Royal Thai Police spokesman Pol Lt Gen Trairong Phiwpan has outlined the administrative complexity that currently encumbers deportations. When Thailand maintains an extradition treaty with the subject's home country, the attorney-general must evaluate the case before submitting it to court for formal orders. Absent such a treaty, the Foreign Ministry initiates a separate request pathway through the attorney-general and courts. Each scenario involves multiple decision-points where detainees retain rights to petition courts, contest removal, or invoke human rights grounds for temporary release. Trairong acknowledged that expediting these processes without dismantling judicial oversight or human rights safeguards requires nuanced calibration rather than blunt legislative force.

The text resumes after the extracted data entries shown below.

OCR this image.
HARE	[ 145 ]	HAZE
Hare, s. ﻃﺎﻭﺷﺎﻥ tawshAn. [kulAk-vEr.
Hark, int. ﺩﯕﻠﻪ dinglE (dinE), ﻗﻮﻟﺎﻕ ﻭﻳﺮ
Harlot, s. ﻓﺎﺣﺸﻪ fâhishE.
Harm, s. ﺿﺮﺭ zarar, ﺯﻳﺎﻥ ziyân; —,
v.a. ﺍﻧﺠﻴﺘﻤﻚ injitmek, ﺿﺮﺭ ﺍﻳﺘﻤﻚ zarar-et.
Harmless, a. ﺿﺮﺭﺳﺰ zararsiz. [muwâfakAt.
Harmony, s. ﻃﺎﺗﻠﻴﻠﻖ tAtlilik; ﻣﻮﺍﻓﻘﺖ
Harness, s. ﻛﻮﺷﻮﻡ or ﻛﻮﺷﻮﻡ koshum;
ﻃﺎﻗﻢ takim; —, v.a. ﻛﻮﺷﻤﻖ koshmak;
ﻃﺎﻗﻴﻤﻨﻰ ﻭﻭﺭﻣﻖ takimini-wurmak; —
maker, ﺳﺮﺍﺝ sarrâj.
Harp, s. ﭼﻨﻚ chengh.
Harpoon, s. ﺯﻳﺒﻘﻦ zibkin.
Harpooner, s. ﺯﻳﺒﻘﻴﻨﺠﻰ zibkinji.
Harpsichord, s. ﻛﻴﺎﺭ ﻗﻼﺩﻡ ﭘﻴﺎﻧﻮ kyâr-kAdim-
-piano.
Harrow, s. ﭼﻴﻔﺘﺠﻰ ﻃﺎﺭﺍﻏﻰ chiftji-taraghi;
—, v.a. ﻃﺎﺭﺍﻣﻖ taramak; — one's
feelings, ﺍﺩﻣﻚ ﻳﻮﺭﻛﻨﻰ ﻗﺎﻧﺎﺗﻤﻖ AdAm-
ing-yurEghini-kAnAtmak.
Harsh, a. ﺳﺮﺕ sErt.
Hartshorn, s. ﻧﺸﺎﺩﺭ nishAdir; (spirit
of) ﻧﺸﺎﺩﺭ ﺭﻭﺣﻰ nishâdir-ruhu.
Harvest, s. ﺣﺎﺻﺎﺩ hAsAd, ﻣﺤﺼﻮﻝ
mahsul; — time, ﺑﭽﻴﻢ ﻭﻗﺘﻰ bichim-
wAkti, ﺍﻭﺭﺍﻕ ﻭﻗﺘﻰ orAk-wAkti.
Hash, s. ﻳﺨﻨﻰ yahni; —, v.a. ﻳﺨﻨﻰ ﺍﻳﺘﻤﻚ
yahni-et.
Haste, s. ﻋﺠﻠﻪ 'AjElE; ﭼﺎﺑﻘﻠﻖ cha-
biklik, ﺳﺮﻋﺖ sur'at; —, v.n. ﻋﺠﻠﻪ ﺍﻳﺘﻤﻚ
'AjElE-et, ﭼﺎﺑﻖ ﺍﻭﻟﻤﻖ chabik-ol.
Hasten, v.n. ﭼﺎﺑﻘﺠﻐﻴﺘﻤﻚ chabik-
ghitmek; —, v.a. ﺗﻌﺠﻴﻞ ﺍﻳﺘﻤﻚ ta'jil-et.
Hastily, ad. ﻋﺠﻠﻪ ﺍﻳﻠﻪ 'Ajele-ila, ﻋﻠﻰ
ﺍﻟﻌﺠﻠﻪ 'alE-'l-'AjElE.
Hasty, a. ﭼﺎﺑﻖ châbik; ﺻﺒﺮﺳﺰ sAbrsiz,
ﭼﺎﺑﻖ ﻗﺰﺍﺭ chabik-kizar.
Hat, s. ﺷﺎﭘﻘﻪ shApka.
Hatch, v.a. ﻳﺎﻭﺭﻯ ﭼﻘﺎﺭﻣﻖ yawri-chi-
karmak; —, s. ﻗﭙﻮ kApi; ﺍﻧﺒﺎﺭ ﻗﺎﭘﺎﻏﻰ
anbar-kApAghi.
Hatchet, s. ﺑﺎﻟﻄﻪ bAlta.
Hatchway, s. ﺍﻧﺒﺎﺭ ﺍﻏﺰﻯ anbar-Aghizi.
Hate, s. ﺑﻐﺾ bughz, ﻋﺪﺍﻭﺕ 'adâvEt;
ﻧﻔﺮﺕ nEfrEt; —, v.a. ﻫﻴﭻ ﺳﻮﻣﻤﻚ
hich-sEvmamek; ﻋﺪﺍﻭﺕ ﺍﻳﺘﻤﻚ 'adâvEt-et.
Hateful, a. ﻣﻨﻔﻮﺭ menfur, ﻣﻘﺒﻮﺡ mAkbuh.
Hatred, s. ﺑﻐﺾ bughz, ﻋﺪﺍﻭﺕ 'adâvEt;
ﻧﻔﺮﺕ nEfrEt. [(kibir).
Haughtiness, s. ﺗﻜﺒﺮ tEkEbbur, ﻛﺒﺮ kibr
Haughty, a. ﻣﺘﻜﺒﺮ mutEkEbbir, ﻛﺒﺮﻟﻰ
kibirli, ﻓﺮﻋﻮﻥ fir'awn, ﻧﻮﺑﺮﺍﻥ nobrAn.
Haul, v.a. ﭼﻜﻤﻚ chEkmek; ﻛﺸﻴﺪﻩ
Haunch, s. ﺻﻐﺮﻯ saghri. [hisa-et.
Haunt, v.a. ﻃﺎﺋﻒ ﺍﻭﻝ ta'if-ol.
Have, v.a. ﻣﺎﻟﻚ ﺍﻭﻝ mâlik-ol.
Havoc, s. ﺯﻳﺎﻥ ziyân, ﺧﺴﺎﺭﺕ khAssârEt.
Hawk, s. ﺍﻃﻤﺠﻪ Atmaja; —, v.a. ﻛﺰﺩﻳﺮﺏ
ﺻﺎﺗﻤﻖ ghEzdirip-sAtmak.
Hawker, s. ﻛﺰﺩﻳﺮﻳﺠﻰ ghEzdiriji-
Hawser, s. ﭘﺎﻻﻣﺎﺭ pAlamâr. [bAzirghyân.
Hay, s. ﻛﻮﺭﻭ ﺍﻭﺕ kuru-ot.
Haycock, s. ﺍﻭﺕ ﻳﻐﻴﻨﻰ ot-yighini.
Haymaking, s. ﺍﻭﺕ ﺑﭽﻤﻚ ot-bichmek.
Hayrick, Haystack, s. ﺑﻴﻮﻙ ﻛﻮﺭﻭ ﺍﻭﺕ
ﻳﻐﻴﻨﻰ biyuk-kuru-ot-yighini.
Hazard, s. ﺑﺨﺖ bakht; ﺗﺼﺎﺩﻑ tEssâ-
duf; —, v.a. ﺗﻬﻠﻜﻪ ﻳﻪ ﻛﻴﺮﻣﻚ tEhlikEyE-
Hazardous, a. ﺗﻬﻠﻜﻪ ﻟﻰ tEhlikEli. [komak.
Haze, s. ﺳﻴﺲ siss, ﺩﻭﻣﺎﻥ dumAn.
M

The proposed reforms aim to narrow unnecessary procedural delays whilst preserving judicial and administrative scrutiny proportionate to offence severity. Rather than imposing uniform timeframes—an approach that Trairong noted cannot accommodate the individualized rights available under extradition treaties and international human rights law—the government intends to identify redundant administrative steps, streamline information-sharing between relevant agencies, and clarify authority decision-making deadlines. Critically, police acknowledged that detainees who forgo human rights contestation can be repatriated significantly faster, whereas those filing challenges require court consideration, necessarily extending timelines. The reform strategy thus pivots on distinguishing between straightforward cases involving visa violations or overstays versus complex transnational organised crime matters demanding sustained legal scrutiny.
For Malaysia and the broader Southeast Asian region, Thailand's enforcement escalation carries material implications. Malaysian authorities regularly cooperate with Thai counterparts on call-centre fraud networks and money laundering investigations, as criminal syndicates operating across borders necessitate coordinated responses. Tighter Thai deportation procedures and enhanced immigration screening may redirect some criminal elements toward alternative Southeast Asian jurisdictions, potentially increasing pressure on Malaysia's own border controls and law enforcement resources. Conversely, expedited Thai deportations of foreign offenders could reduce the duration that organised crime networks operate from Thai territory, diminishing their capacity to mount regional campaigns affecting Malaysia and neighbouring countries. Pakorn's ongoing consultations with the Interior Ministry, Royal Thai Police, and related agencies will shape whether these reforms succeed in balancing deterrence, operational efficiency, and human rights compliance—outcomes that will reverberate well beyond Thailand's borders.